迷宮で拾った神授工芸品もそのままだし、色々と拾ったアクセサリーなんかはそのまま忘れてしまいそうだ。
話しが進んで第二波の集団暴走。
あれはやっぱり迷宮核を壊したからだよな。
……メイクーン領に帰ったら銀の蜥蜴のラケルに聞いてみよう。
迷宮核を壊すとどうなるのか? 壊さないとどうなるのか?
ここでクロムウェルの水魔法が出てくる。
クロムウェルも詠唱も何も無しで水を創り出した。
そう言えば魔水薬と同じ効果があるようだし、ディキシューたちに見てもらった方がいいかも知れない。
そう思って聞いてると、ディキシューたちの喰いつき方がハンパ無い。
色々訊かれてるクロムウェルがしどろもどろだ。
「後で、僕の持ってる他の薬師が作った魔水薬とかも一緒に比較してみようよ」
レドリオン領の薬師ワンシーが作った魔水薬や迷宮産の魔水薬もあるし、違いを知りたい。
クロムウェルが冷や汗をかきながら僕の提案を受け入れてくれた。
「皆んな凄いのね。
改めて村を助けてくれてありがとうございます」
「称賛、感謝」
「ありがとう」
「いや、できることをしただけだから」
「それでも、貴方たちがいなかったら村が無くなっていたかも知れない。
本当にありがとう」
ディキシューが頭を下げるとレネットとバイプルも頭を下げた。
「いや、俺たちがいなくても何とかなったと思います。
偶然、俺たちの働きが目立っただけです。
まぁそのおかげで勲章もらえました」
ネグロスが照れ笑いして礼を受ける。
やっぱりこうして知ってる獣人から話しを聞くと勲章なんかより余程実感がある。
「村の様子は変わらない。皆んな平和に楽しく暮らしてる。
でも森の方は大変みたい」
「混乱」
「どういうこと?」
「まだ魔物があちこちにいるみたいで、素材の採取ができないの。
だから領軍と冒険者ギルドで連携しながら安全確保のために魔物の討伐をしてるみたい」
「成敗」
「やっぱり……」
ネグロスが呟く。
来て良かった。
それなら僕たちにもできることがある。
「そうですか。
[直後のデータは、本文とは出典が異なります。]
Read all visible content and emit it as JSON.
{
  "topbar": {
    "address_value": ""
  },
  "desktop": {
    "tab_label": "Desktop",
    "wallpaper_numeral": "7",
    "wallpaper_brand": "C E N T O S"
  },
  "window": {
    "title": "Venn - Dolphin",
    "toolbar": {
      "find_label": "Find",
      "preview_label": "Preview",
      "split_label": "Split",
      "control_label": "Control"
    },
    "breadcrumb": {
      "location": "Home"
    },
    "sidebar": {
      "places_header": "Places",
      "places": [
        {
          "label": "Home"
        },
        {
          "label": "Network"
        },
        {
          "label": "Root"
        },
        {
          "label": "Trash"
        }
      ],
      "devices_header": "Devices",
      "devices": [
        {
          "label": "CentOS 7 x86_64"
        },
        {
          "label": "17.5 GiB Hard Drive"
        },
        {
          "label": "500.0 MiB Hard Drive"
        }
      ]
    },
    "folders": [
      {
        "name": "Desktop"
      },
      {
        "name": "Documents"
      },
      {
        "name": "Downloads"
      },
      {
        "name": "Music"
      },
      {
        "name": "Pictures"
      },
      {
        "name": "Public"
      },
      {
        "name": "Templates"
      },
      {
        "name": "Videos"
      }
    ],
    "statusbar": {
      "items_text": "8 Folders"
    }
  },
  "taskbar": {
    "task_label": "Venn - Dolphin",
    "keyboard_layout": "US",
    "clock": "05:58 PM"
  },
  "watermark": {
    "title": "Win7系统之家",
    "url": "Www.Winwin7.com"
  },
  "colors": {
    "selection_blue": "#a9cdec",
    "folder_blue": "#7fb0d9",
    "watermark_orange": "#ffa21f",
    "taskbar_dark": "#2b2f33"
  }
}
その辺も心配だったから碧玉の村に来たんです。
素材の方はどうですか?」
「素材の方も全然ね。
まだ森で採取できるような状況じゃないから、薬草や木の実は手に入らない」
「入手不可」
「えっ? それじゃ今、皆さん何してるんですか?」
「お店を休みにして、図書館に行ったりしてる」
「勉強」
「あぁ、それでお店の扉が閉まってたんですね」
「魔水薬も品切れで何もできないからね」
「売り切れ」
「そうですか……。色々教えてくれてありがとうございます。
とりあえず森の様子を見てくるので、もし素材が取れたら買い取って下さいね」
「うふふ。もちろんよ。
そのときは必ず買い取らせてもらうから。
でも、気をつけてね。
いくら勲章もらっても、今の森は前とは違うわ」
「うん。分かる。
一角獣が出ても逃げるからね。
残念だけど角は諦めて」
「うふふ、仕方ないわね。
一度見てみたかったけど、我慢するわ」
そう言ってディキシューたちと別れた。
「あ、悪い。背嚢のこと忘れてた。
お店聞くの忘れた」
「背嚢はまた今度でいいよ。
それよりどうする?
すぐに森に入ってみるか?」
「いや、一度冒険者ギルドに挨拶しておこうか。
この前会ったけど全然話しできてないし、森の状況を聞いた方が良さそうだ」
「それもそうか。
領軍よりはギルドの方が入りやすいしな」
「ふ〜ん。そういうものなんだな」
「ん? 何が?」
「いや、ギルドの使い方をよく知らないから、買取り以外の目的で寄るというのが気づかなかった」
「あぁ、僕もあまり近づきたくないけど知らない土地の場合、ギルドに聞くのが一番早いよ。
特に魔物とか素材とかは……」
僕たち三人は村の中央にある冒険者ギルドに向かった。